Assuring that the federal government had procured enough quantities of the drugs for the disease, he said, “There is no cause for alarm. We know the virus and how it is transmitted. We know the prevalence is high during the dry season. We should increase alertness and people should maintain good health and protect their food from rodents.”
Tomori also commended the renewed effort. “Now that the government has swung into action, we only hope the action will be sustained. The newspapers and the media testify to the action of government, and the government should be commended, at least for finally taking action.
“I think I can say now that the government has swung into action, we are likely to see the epidemic controlled. They even provided contact telephone numbers to call in case of emergencies. If these epidemics are caused by ‘new’ agents, one may excuse the performance of the government. Now is the time for the government to put in place permanent structures to help minimise the devastation caused by endemic diseases, so we do not have a repeat of the current situation,” he said.
A Poor Man’s Disease
But many people, including Tomori, are of the view that the government may not really take the issue seriously until a big man dies of the disease.

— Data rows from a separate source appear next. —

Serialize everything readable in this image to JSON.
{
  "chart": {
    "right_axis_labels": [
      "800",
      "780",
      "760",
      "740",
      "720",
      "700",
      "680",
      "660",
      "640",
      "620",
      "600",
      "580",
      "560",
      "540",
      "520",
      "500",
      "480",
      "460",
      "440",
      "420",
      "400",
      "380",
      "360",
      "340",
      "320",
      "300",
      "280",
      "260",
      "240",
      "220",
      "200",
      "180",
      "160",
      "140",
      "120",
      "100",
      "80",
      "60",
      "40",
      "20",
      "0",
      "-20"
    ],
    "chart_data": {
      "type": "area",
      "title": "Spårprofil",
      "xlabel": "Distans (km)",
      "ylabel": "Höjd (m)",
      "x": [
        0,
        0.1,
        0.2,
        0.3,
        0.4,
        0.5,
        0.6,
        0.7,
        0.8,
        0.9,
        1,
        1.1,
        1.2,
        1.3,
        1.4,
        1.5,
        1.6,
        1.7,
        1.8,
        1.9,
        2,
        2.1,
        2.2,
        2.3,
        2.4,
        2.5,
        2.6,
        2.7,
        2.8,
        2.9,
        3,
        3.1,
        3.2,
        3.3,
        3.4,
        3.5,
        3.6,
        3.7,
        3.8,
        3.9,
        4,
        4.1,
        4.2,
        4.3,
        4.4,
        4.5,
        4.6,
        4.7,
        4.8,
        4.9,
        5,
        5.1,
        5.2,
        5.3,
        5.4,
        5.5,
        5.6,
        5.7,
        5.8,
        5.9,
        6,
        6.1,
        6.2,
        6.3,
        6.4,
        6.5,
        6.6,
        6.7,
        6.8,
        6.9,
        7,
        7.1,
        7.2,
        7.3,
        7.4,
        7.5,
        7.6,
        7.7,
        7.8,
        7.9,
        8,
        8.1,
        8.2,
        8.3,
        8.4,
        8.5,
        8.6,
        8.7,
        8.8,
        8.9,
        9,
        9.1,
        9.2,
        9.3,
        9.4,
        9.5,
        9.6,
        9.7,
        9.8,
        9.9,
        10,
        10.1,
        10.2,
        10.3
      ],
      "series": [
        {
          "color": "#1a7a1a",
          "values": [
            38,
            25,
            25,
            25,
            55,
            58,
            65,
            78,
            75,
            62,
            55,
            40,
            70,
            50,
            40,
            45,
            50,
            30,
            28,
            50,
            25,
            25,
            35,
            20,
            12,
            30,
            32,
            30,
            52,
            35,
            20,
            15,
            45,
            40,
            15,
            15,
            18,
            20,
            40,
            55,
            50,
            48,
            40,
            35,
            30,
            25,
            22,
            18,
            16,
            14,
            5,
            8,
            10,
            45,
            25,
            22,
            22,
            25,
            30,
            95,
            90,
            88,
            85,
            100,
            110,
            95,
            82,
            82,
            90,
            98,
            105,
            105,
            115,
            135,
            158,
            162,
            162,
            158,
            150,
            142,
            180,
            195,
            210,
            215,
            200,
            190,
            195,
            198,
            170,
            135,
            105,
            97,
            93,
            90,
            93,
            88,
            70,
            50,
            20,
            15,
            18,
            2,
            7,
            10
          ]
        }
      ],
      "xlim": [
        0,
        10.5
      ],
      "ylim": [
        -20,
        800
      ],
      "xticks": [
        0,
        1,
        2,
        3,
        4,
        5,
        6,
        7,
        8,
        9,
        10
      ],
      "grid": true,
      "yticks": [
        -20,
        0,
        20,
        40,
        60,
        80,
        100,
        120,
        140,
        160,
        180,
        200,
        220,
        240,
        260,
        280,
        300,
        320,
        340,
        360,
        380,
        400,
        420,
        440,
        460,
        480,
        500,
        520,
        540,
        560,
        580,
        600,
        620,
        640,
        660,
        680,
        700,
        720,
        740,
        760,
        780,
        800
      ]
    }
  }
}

“I remember during the military era, a doctor told the military governor of one of the states that the governor may have contracted Lassa fever. An air force plane was dispatched to the Ibadan aerodrome to pick my boss and me to come to the state capital to collect a blood sample from the governor. The jet was on standby to return us to Ibadan to test the sample. In the plane were two other officers, one was totting a vicious looking gun.
“In 1993, during the Lafia Lassa fever epidemic, I was asked a question. What do you think can happen in Nigeria to make the country take Lassa fever seriously? Without batting an eyelid, I said ‘Not until a big man, a Director General in the ministry, a minister, an honourable member of one of parliament, a prominent oba/eze/emir, a governor, or perhaps the vice president or even the president - dies of Lassa fever, before we will take the issue seriously. I have not seen anything yet, to make me change that answer,” Tomori stated.